About three or more years later, a fourth of the students who tried to stop smoking experienced withdrawal symptoms.
Before this study, DiFranza says, most research did not view wanting a cigarette every once in a while as a sign that addiction was starting. This study concludes that people ought to be educated to recognize that this is the beginning of addiction, and the best time to quit.
People who keep smoking even occasionally, DiFranza says are fooling themselves if they think they don't have an addiction to nicotine.
/ s
Reefer Madness starts at one toke a month.
Having a very high intolerance(allergy) to chemicals is a blessing.
The video has to be fake, ‘cause as everyone knows kids can’t be come addicted to cigarettes. /s
Maybe I’m an oddball (I admit to be eccentric) but IMO its more mind over matter.
I started smoking when I was 13 and quit when I was 17 - cold turkey and I was smoking at least a pack a day.
And just where are these mythical kids who smoke just one cigarette a month?
So let’s make underage smoking illegal.
Oh, wait, it’s already illegal.
Hmm, wonder if this Captain Obvious here is angling for more laws? Like, no possession of a cigarette within 1000 feet of a minor?
Who says it is besides you? If you stopped making things up you wouldn't have anything to say would you?
???? says what?
You claim that someone is promoting cigarette smoking for children as a conservative value. But you can’t show that anyone has ever said that.
Here....I’ll say it again...it’s not a conservative value to addict children.
Here....Ill say it again...no one has ever said it is.
I’m not a scientist, but I really don’t think it’s the nicotine that is addictive. I think it’s the ritual. If it was just the nicotine, then patches/meds would work to satisfy the craving. On the other hand, e-cigs are different animal (and that can be with our without nicotine) and that seems to be the best thing that’s ever happened to smokers.
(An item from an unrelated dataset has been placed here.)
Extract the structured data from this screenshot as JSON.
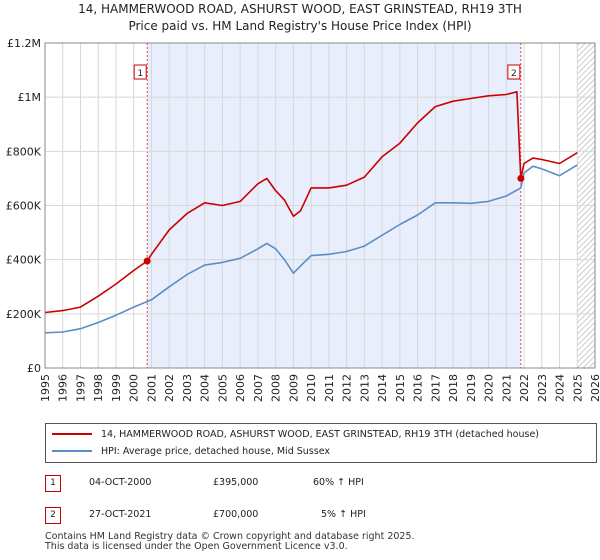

Have you tried e-cigarettes (hopefully you are done, though)? There is so much out there now, it's not like puffing air through a straw.
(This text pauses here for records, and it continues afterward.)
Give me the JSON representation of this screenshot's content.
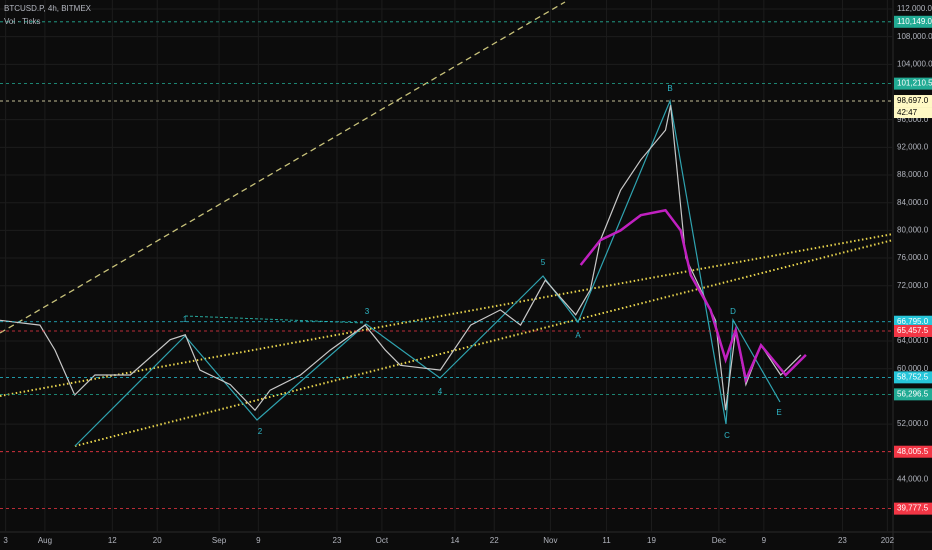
{
  "chart_data": {
    "type": "line",
    "header": "BTCUSD.P, 4h, BITMEX",
    "indicator": "Vol · Ticks",
    "xlim": [
      -8,
      151
    ],
    "ylim": [
      36400,
      113300
    ],
    "xticks": [
      {
        "value": -7,
        "label": "3"
      },
      {
        "value": 0,
        "label": "Aug"
      },
      {
        "value": 12,
        "label": "12"
      },
      {
        "value": 20,
        "label": "20"
      },
      {
        "value": 31,
        "label": "Sep"
      },
      {
        "value": 38,
        "label": "9"
      },
      {
        "value": 52,
        "label": "23"
      },
      {
        "value": 60,
        "label": "Oct"
      },
      {
        "value": 73,
        "label": "14"
      },
      {
        "value": 80,
        "label": "22"
      },
      {
        "value": 90,
        "label": "Nov"
      },
      {
        "value": 100,
        "label": "11"
      },
      {
        "value": 108,
        "label": "19"
      },
      {
        "value": 120,
        "label": "Dec"
      },
      {
        "value": 128,
        "label": "9"
      },
      {
        "value": 142,
        "label": "23"
      },
      {
        "value": 150,
        "label": "202"
      }
    ],
    "yticks": [
      {
        "value": 112000,
        "label": "112,000.0"
      },
      {
        "value": 108000,
        "label": "108,000.0"
      },
      {
        "value": 104000,
        "label": "104,000.0"
      },
      {
        "value": 96000,
        "label": "96,000.0"
      },
      {
        "value": 92000,
        "label": "92,000.0"
      },
      {
        "value": 88000,
        "label": "88,000.0"
      },
      {
        "value": 84000,
        "label": "84,000.0"
      },
      {
        "value": 80000,
        "label": "80,000.0"
      },
      {
        "value": 76000,
        "label": "76,000.0"
      },
      {
        "value": 72000,
        "label": "72,000.0"
      },
      {
        "value": 64000,
        "label": "64,000.0"
      },
      {
        "value": 60000,
        "label": "60,000.0"
      },
      {
        "value": 52000,
        "label": "52,000.0"
      },
      {
        "value": 44000,
        "label": "44,000.0"
      }
    ],
    "grid": true,
    "series": [
      {
        "color": "#c8c8c8",
        "x": [
          -8,
          -0.9,
          1.8,
          5.3,
          8.9,
          15.2,
          22.3,
          25,
          27.6,
          33,
          37.4,
          40.1,
          45.5,
          50.8,
          57,
          60.6,
          63.3,
          70.4,
          75.8,
          81.1,
          84.7,
          89.1,
          94.5,
          97.1,
          98.9,
          102.5,
          106.1,
          110.5,
          111.4,
          114.1,
          116.8,
          119.4,
          121.2,
          123,
          124.8,
          127.5,
          131,
          134.6
        ],
        "values": [
          67000,
          66300,
          62700,
          56200,
          59100,
          59100,
          64200,
          64900,
          59800,
          57700,
          54000,
          56900,
          59100,
          62700,
          66300,
          62700,
          60500,
          59800,
          66300,
          68500,
          66300,
          72800,
          67800,
          71400,
          78600,
          85800,
          90200,
          94500,
          98100,
          76000,
          71400,
          67000,
          54000,
          65600,
          57700,
          63400,
          59100,
          62000
        ]
      },
      {
        "color": "#c020c0",
        "x": [
          95.4,
          98.9,
          102.5,
          106.1,
          110.5,
          113.2,
          115,
          118.5,
          121.2,
          123,
          124.8,
          127.5,
          131.9,
          135.5
        ],
        "values": [
          75000,
          78600,
          80000,
          82200,
          82900,
          80000,
          73500,
          68500,
          61300,
          65600,
          58400,
          63400,
          59100,
          62000
        ]
      }
    ],
    "levels": [
      {
        "value": 110149,
        "label": "110,149.0",
        "color": "#22ab94"
      },
      {
        "value": 101210.5,
        "label": "101,210.5",
        "color": "#22ab94"
      },
      {
        "value": 66795,
        "label": "66,795.0",
        "color": "#26c6da"
      },
      {
        "value": 65457.5,
        "label": "65,457.5",
        "color": "#f23645"
      },
      {
        "value": 58752.5,
        "label": "58,752.5",
        "color": "#26c6da"
      },
      {
        "value": 56296.5,
        "label": "56,296.5",
        "color": "#22ab94"
      },
      {
        "value": 48005.5,
        "label": "48,005.5",
        "color": "#f23645"
      },
      {
        "value": 39777.5,
        "label": "39,777.5",
        "color": "#f23645"
      }
    ],
    "last_price": {
      "value": 98697,
      "label": "98,697.0",
      "countdown": "42:47",
      "color": "#fff9c4"
    },
    "wave_labels": [
      "1",
      "2",
      "3",
      "4",
      "5",
      "A",
      "B",
      "C",
      "D",
      "E"
    ]
  }
}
And for anyone else reading too who smokes, do yourself a favor and read www.e-cigarette-forum.com It's an open forum on ALL things e-cig, and not part of any company/etc. It's an open discussion forum.
The minute I was released it was back to my first master Nikotine.
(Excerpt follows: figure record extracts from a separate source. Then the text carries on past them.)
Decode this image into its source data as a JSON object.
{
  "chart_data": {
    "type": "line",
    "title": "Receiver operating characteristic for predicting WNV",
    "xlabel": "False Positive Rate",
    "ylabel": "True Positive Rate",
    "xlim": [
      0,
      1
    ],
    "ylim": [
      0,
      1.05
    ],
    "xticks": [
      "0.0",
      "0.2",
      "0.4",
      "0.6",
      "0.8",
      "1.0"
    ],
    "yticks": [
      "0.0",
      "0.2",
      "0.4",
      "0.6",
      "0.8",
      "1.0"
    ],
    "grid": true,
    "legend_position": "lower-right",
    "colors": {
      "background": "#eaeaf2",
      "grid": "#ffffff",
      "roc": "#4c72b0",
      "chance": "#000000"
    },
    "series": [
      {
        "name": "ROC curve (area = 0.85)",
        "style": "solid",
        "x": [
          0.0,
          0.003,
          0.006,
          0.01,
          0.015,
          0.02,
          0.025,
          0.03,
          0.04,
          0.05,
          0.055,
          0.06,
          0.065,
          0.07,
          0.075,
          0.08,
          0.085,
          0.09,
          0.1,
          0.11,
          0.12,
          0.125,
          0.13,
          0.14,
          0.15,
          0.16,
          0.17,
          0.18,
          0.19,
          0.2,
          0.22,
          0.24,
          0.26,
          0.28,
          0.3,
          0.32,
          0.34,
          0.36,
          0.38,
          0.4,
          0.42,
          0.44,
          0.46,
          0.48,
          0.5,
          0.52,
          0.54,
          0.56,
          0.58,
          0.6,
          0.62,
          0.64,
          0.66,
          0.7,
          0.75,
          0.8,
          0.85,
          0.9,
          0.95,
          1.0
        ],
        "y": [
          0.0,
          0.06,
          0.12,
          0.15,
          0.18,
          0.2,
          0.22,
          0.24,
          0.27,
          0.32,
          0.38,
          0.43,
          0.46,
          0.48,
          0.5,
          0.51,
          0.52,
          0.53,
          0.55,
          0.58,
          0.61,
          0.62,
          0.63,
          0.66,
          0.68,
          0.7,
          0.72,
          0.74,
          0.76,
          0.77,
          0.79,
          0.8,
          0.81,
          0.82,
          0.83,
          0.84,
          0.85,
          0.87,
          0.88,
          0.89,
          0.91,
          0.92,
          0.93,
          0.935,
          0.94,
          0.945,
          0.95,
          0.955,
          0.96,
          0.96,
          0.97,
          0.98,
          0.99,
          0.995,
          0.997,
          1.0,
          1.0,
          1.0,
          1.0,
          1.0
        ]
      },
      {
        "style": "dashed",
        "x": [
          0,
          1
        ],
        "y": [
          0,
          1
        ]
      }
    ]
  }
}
And as the United States has proven beyond a shadow of a doubt, an enormous load of government and social BS every single day can get a kid stupid.
Maybe it’s time to worry a little more about that.
Honest!,,there is a forest beyond that tree!
If you are addicted to nicotine, try e-cigs with nicotine juice. At least that way you aren’t also inhaling tar and a bunch of other stuff. Seriously, I don’t think you have ANY idea how good this stuff is. I think if you tried a decent e-cig you would be blown away.
At least check out the website I posted...for you, not for me.
Good luck, and I hope you find something that helps you out. :)
Huh?
I said I wasn’t an expert. Just trying to pass along info that has been helpful to me and others I know. Take it or leave it. Depends on how much one wants to help him/herself in the end in terms of researching options, I guess.
1) I tried cigarettes and didn't particularly like or enjoy them.
2) I used my new slide rule to estimate how much my father was spending on cigarettes, and determined that, for that much money, I could get a used car.
So -- I never really started smoking -- and I am forever glad of that fact...
But what about “medical professionals” Prescribing marijuana for things like ADHD in teens? Imagine the screaming if doctors wrote prescriptions for tobacco for teens to “calm them down”?
It appears not a single parent detected their kid was smoking and intervened.
If a kid looses enough privledges or freedom, he’ll stop a bad habit.